Note: You can use any financial calculator to do this problem, but if you want the BEST, you can get our 10bii Financial Calculator for iOS, Android, Mac, and Windows!

THE SCENARIO:

I put \$100,000 down and borrowed \$350,000 to buy a house awhile back. The mortgage amortizes fully over 30 years, has monthly payments, and the rate is 6.625%.

I still owe \$338.465.83.

a) What's my mortgage payment (Principal and Interest)?

b) How long have I been paying on the mortgage?

Sadly, my Aunt Matilda passed away awhile back, and she left me a nice inheritance. After the dust settled, I was left with \$100,000 that I want to use to pay down my mortgage balance (note, this is not a refinance or recast of the loan).

If I pay \$100,000 on my mortgage today,

c) what's my new payment?

d) how much time does this extra payment shave off my loan?

e) how much interest does this payment save me over the remaining life of my loan?

THE SOLUTION:

Whew, that's a lot. Let's go through it step by step.

Set up the problem this way:

 P/YR 12 N I/YR PV PMT FV 360 6.625 350,000 ??? 0

a) Solve for PMT. My mortgage payment is (negative) \$2,241.09 per month.

b) Put the currently-owed balance of (negative) \$338,465.83 into FV and solve for N. I've been paying for 34 months.

c) This is a trick question. Because I just paid down principal, my payment did not go down at all. It did not change at all. It remained the same. The reason for this is that my payment for a fixed loan is set when the loan is created. All I've done by paying extra is made it so I'll have paid it off sooner. So my payment is still (negative) \$2,241.09 per month. If I wanted to reduce my monthly payment, then I'd have to create a new loan through either 'recasting' it or 'refinancing' it. We'll go into this in greater detail in future articles.

The next part requires a bit of a change to the setup. We take my currently-owed balance of \$338,465.83 and reduce it by \$100,000 (we're paying off \$100,000 of principal). The resulting amount I now owe is \$238,465.83. Put that into PV (make sure it's positive, though). Leave I/YR and PMT alone. Make sure FV is 0 (the loan fully amortizes), and solve for N.

d) My new N is 160.84. Since I have to make a payment on any partial month, my new N is effectively 161. Since my original loan had a term of 360 months, and I'd already made 34 payments, I had 360 - 34 = 326 payments left. Now I only have 161 payments left. So paying down \$100,000 on my principal reduced my number of remaining payments by 326 - 161 = 165 months saved.

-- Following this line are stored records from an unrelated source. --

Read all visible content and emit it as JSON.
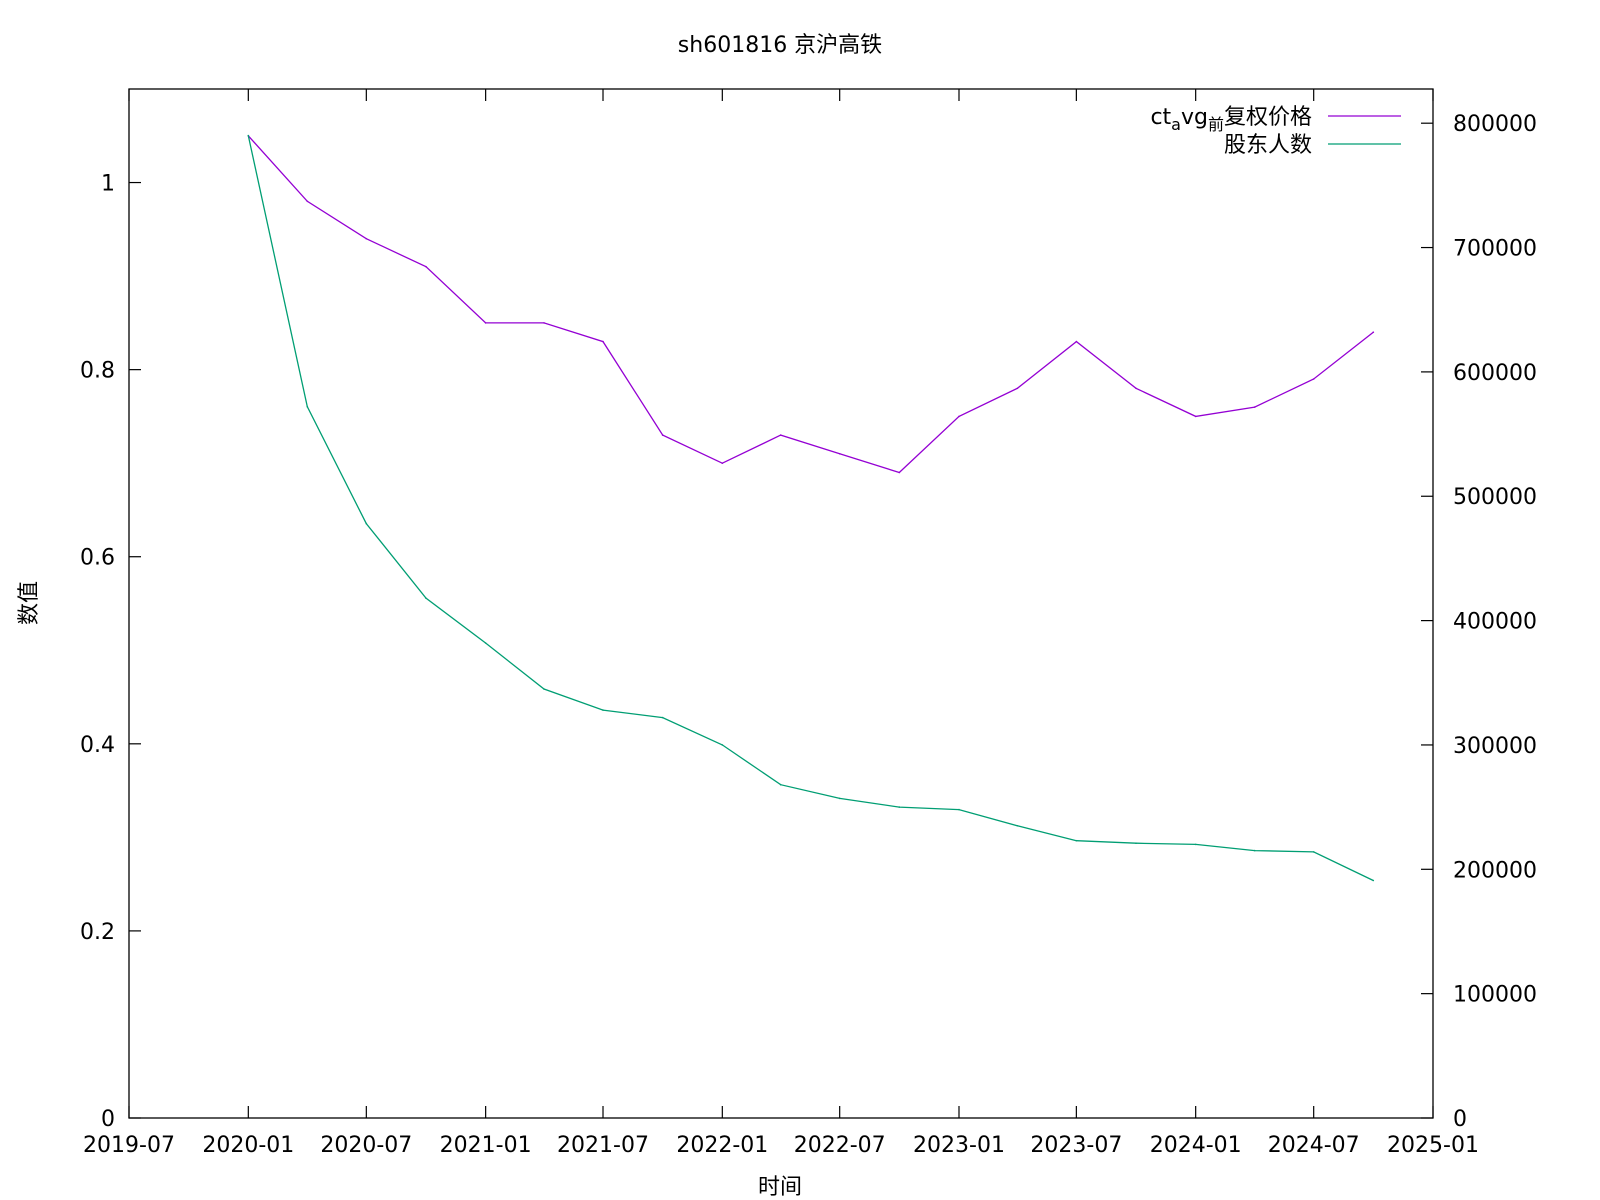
{
  "chart_data": {
    "type": "line",
    "title": "sh601816 京沪高铁",
    "xlabel": "时间",
    "ylabel": "数值",
    "x_ticks": [
      "2019-07",
      "2020-01",
      "2020-07",
      "2021-01",
      "2021-07",
      "2022-01",
      "2022-07",
      "2023-01",
      "2023-07",
      "2024-01",
      "2024-07",
      "2025-01"
    ],
    "y_left_ticks": [
      "0",
      "0.2",
      "0.4",
      "0.6",
      "0.8",
      "1"
    ],
    "y_right_ticks": [
      "0",
      "100000",
      "200000",
      "300000",
      "400000",
      "500000",
      "600000",
      "700000",
      "800000"
    ],
    "y_left_range": [
      0,
      1.1
    ],
    "y_right_range": [
      0,
      827500
    ],
    "x_range": [
      "2019-07-01",
      "2025-01-01"
    ],
    "legend_position": "top-right",
    "series": [
      {
        "name": "ct_avg_前复权价格",
        "legend_parts": {
          "base": "ct",
          "sub1": "a",
          "mid": "vg",
          "sub2": "前",
          "tail": "复权价格"
        },
        "axis": "left",
        "color": "#9400d3",
        "x": [
          "2020-01-01",
          "2020-04-01",
          "2020-07-01",
          "2020-10-01",
          "2021-01-01",
          "2021-04-01",
          "2021-07-01",
          "2021-10-01",
          "2022-01-01",
          "2022-04-01",
          "2022-07-01",
          "2022-10-01",
          "2023-01-01",
          "2023-04-01",
          "2023-07-01",
          "2023-10-01",
          "2024-01-01",
          "2024-04-01",
          "2024-07-01",
          "2024-10-01"
        ],
        "values": [
          1.05,
          0.98,
          0.94,
          0.91,
          0.85,
          0.85,
          0.83,
          0.73,
          0.7,
          0.73,
          0.71,
          0.69,
          0.75,
          0.78,
          0.83,
          0.78,
          0.75,
          0.76,
          0.79,
          0.84
        ]
      },
      {
        "name": "股东人数",
        "axis": "right",
        "color": "#009e73",
        "x": [
          "2020-01-01",
          "2020-04-01",
          "2020-07-01",
          "2020-10-01",
          "2021-01-01",
          "2021-04-01",
          "2021-07-01",
          "2021-10-01",
          "2022-01-01",
          "2022-04-01",
          "2022-07-01",
          "2022-10-01",
          "2023-01-01",
          "2023-04-01",
          "2023-07-01",
          "2023-10-01",
          "2024-01-01",
          "2024-04-01",
          "2024-07-01",
          "2024-10-01"
        ],
        "values": [
          790000,
          572000,
          478000,
          418000,
          382000,
          345000,
          328000,
          322000,
          300000,
          268000,
          257000,
          250000,
          248000,
          235000,
          223000,
          221000,
          220000,
          215000,
          214000,
          191000
        ]
      }
    ]
  }
}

To figure out how much interest the payment saves me, we have to understand that each payment is made up of principal and interest. At the end of the loan, all of the principal is gone. And the principal for the loan starts out at the same place (I currently owe \$338,465.83).

So to figure out the difference in total interest, we just add up all of the payments we make under the two scenarios (paying down \$100,000 versus not doing so), and the difference is the amount of interest we didn't have to pay.

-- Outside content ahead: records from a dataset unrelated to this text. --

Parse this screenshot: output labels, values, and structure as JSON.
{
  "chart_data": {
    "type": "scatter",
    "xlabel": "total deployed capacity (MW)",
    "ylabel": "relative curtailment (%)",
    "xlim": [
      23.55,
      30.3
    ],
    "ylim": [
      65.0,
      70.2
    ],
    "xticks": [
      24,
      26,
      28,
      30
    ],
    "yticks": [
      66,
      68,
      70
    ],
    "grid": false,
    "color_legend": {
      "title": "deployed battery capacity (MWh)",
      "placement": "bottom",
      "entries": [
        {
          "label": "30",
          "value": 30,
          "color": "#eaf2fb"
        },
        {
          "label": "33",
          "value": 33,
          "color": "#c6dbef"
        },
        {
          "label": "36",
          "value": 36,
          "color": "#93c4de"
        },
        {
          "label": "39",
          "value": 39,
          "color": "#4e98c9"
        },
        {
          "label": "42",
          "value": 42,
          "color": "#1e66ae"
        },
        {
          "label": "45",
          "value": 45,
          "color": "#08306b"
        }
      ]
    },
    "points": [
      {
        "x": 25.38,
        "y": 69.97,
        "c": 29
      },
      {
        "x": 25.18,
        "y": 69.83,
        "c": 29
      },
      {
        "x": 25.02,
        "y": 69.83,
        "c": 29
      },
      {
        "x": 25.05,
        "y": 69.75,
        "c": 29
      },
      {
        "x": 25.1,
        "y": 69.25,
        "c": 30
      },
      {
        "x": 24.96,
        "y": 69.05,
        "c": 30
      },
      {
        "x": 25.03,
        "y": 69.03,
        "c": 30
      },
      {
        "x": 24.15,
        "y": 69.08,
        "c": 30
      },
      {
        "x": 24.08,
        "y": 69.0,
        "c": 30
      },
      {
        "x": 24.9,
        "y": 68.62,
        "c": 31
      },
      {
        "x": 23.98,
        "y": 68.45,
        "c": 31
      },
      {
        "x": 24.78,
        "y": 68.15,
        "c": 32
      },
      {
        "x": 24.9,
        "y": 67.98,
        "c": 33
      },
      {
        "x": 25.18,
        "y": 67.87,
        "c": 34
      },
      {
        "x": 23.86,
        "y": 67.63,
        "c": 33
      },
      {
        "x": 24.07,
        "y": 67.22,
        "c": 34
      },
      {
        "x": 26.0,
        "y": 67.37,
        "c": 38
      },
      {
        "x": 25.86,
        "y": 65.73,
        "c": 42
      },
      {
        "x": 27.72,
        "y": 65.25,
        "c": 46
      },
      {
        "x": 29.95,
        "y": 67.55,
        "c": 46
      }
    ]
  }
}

Scenario 1: I don't make a \$100,000 payment today

326 payments of \$2,241.09 makes a total of \$730,594.81 coming out of my pocket.

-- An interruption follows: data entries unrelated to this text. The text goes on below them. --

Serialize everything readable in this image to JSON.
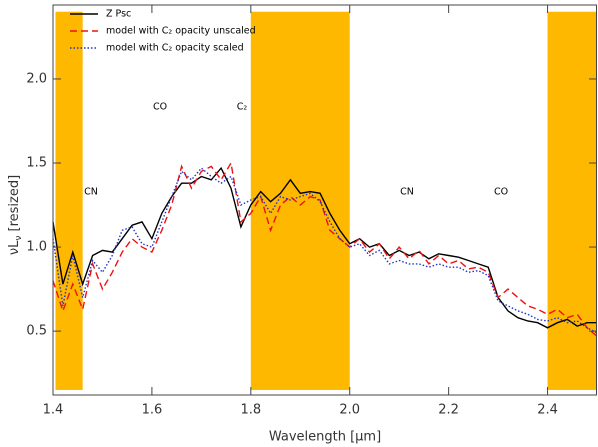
{
  "chart_data": {
    "type": "line",
    "x_label": "Wavelength [μm]",
    "y_label": {
      "text": "νL",
      "sub": "ν",
      "after": " [resized]"
    },
    "x": [
      1.4,
      1.42,
      1.44,
      1.46,
      1.48,
      1.5,
      1.52,
      1.54,
      1.56,
      1.58,
      1.6,
      1.62,
      1.64,
      1.66,
      1.68,
      1.7,
      1.72,
      1.74,
      1.76,
      1.78,
      1.8,
      1.82,
      1.84,
      1.86,
      1.88,
      1.9,
      1.92,
      1.94,
      1.96,
      1.98,
      2.0,
      2.02,
      2.04,
      2.06,
      2.08,
      2.1,
      2.12,
      2.14,
      2.16,
      2.18,
      2.2,
      2.22,
      2.24,
      2.26,
      2.28,
      2.3,
      2.32,
      2.34,
      2.36,
      2.38,
      2.4,
      2.42,
      2.44,
      2.46,
      2.48,
      2.5
    ],
    "series": [
      {
        "name": "Z Psc",
        "color": "#000000",
        "dash": "none",
        "values": [
          1.15,
          0.78,
          0.97,
          0.78,
          0.95,
          0.98,
          0.97,
          1.05,
          1.13,
          1.15,
          1.05,
          1.2,
          1.3,
          1.38,
          1.38,
          1.42,
          1.4,
          1.47,
          1.35,
          1.12,
          1.25,
          1.33,
          1.27,
          1.32,
          1.4,
          1.32,
          1.33,
          1.32,
          1.2,
          1.1,
          1.02,
          1.05,
          1.0,
          1.02,
          0.95,
          0.98,
          0.95,
          0.97,
          0.93,
          0.96,
          0.95,
          0.94,
          0.92,
          0.9,
          0.88,
          0.7,
          0.62,
          0.58,
          0.56,
          0.55,
          0.52,
          0.55,
          0.57,
          0.53,
          0.55,
          0.55
        ]
      },
      {
        "name": "model with C₂ opacity unscaled",
        "color": "#ee1111",
        "dash": "7,4",
        "values": [
          0.8,
          0.62,
          0.78,
          0.63,
          0.9,
          0.75,
          0.85,
          0.97,
          1.05,
          1.0,
          0.97,
          1.1,
          1.25,
          1.48,
          1.35,
          1.45,
          1.48,
          1.4,
          1.5,
          1.15,
          1.2,
          1.3,
          1.1,
          1.25,
          1.3,
          1.25,
          1.3,
          1.28,
          1.1,
          1.05,
          1.0,
          1.05,
          0.97,
          1.02,
          0.93,
          1.0,
          0.93,
          0.98,
          0.9,
          0.95,
          0.9,
          0.92,
          0.87,
          0.88,
          0.85,
          0.7,
          0.75,
          0.7,
          0.65,
          0.63,
          0.6,
          0.63,
          0.58,
          0.6,
          0.52,
          0.47
        ]
      },
      {
        "name": "model with C₂ opacity scaled",
        "color": "#2233cc",
        "dash": "1.5,2",
        "values": [
          1.05,
          0.65,
          0.95,
          0.7,
          0.92,
          0.85,
          0.95,
          1.1,
          1.12,
          1.02,
          1.0,
          1.15,
          1.3,
          1.45,
          1.4,
          1.47,
          1.42,
          1.38,
          1.42,
          1.25,
          1.28,
          1.3,
          1.2,
          1.3,
          1.28,
          1.3,
          1.32,
          1.27,
          1.15,
          1.05,
          1.0,
          1.02,
          0.95,
          0.98,
          0.9,
          0.92,
          0.9,
          0.9,
          0.88,
          0.9,
          0.88,
          0.88,
          0.85,
          0.86,
          0.83,
          0.68,
          0.65,
          0.62,
          0.6,
          0.57,
          0.56,
          0.58,
          0.55,
          0.56,
          0.52,
          0.49
        ]
      }
    ],
    "shaded_x": [
      [
        1.405,
        1.46
      ],
      [
        1.8,
        2.0
      ],
      [
        2.4,
        2.5
      ]
    ],
    "shaded_y": [
      0.15,
      2.4
    ],
    "shaded_color": "#ffb800",
    "annotations": [
      "CN",
      "CO",
      "C₂",
      "CN",
      "CO"
    ],
    "xlim": [
      1.4,
      2.5
    ],
    "ylim": [
      0.12,
      2.44
    ],
    "xticks": [
      1.4,
      1.6,
      1.8,
      {
        "value": 2,
        "label": "2.0"
      },
      2.2,
      2.4
    ],
    "yticks": [
      0.5,
      {
        "value": 1,
        "label": "1.0"
      },
      1.5,
      {
        "value": 2,
        "label": "2.0"
      }
    ],
    "legend": "upper left"
  }
}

Scenario 2: I do make a \$100,000 payment today

\$100,000 plus 161 payments of \$2,241.09 makes \$100,000 plus \$360,815.23, for a total of \$460,815.23 coming out of my pocket.

The difference between scenarios 1 and 2 is \$730,594.81 - \$460,815.23, or \$269,779.58 in interest saved. Aunt Matilda seems to have given me a lot more than that hundred grand! Note that this number is slightly off because my last payment is going to be a little less than \$2,241.09 (remember that our new N is really 160.84 and not 161), but it's pretty close. If you want to figure it out to the penny, feel free; I'll leave that to you.)

Note that if you wanted to cleverly just find out the value of the payments I didn't have to make, you'd multiply the 165 payments that 'went away' when I paid the \$100,000 by the payment, and get \$369,779.58 saved. Because the numbers match when I do the problem two different ways, that gives me confidence that the answer is correct.

Okay, that's it for me for this week. Enjoy and see you next time!